Mi corazón reanudó su loca carrera.

— Debería dejar de beber, señor Marcel Liroquois. ¡Su nariz está colorada !

— ¿Octavie y Madox Finx… ?

— ¡Octavie, sí ! Eso es. Pero Madox Finx es el seudónimo de Enrique Guadala Machín quien regresó a su país por mucho tiempo. Me pregunto si no estará muerto.

— Pero entonces… ¿Celia de Saint-Frome es hija de quién ?

— De don Geronimo Romero Cintas del Pozo y Tál, hermano de don Ignacio Romero Cintas del Pozo y Tál.

— Quiere decir que esta loca ...

— Salió diez años antes que usted, perfectamente curada. Se hizo cargo de la serie de John Hernán. Con éxito. Pero ha desperdiciado veinte años de su vida ...

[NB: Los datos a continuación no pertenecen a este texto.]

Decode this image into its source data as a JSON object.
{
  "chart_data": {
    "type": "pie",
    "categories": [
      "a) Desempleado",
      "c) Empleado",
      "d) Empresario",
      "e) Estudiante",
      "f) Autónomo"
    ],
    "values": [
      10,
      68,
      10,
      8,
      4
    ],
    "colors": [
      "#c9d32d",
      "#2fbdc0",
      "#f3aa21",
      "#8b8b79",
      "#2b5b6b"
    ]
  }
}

— ¿Entonces hay más de cincuenta volúmenes ? Madox Finx siempre dijo que no habría un 51... Había cuarenta y seis cuando maté a ese esquimal ...

— De hecho, mata a un esquimal en el volumen 46, pero Madox Finx no escribió el 47. Fue don Geronimo Romero Cintas del Pozo y Tál quien lo escribió diez años después. Finalmente, ha sido publicado tras su liberación. Iba a pasar otros diez años en este establecimiento psiquiátrico llamado Duck...

— El duque ...

— El pato en la versión romántica. No mezclemos ...

— Y Octavie ...

— ¡Oh ! Ella se enamoró de él después de que le encerraran a usted. También lo encerraron, pero Hélène des Bordes-Mâchepain le dio rienda suelta ...

— ¿Campo libre ?

— Sí. Escribió y Octavie… ¡Ah ! ¡Octavie !

Las luces se apagaron. Era la señorita Eleonore Trudick, la bibliotecaria jefa, quien advirtió así a los recién llegados. Albertine Grande de Pâlemercy cerró el libro ante mis narices, difundiendo sus aromas de los viejos tiempos.

— ¿Quiere casarse conmigo ? dijo en la oscuridad.

— Yo... nunca me casé con nadie... no sé si lo sabría...

— ¡Todos sabemos eso ! ¡Sígame ! ¡Hasta mañana, señorita Trudick !

— ¡Hasta mañana, pequeña francesa de mierda que viene a robarnos todas nuestras buenas ideas sobre el futuro de la narración !

No sé si me casé con Albertine Grande de Pâlemercy, pero la quería mucho. Ella era veinte años mayor que yo, pero no los había pasado pensando en una fría venganza en un establecimiento construido lejos del mundo laboral.

 


1. Café negro con una copa de ron y un puro — en Euskadi.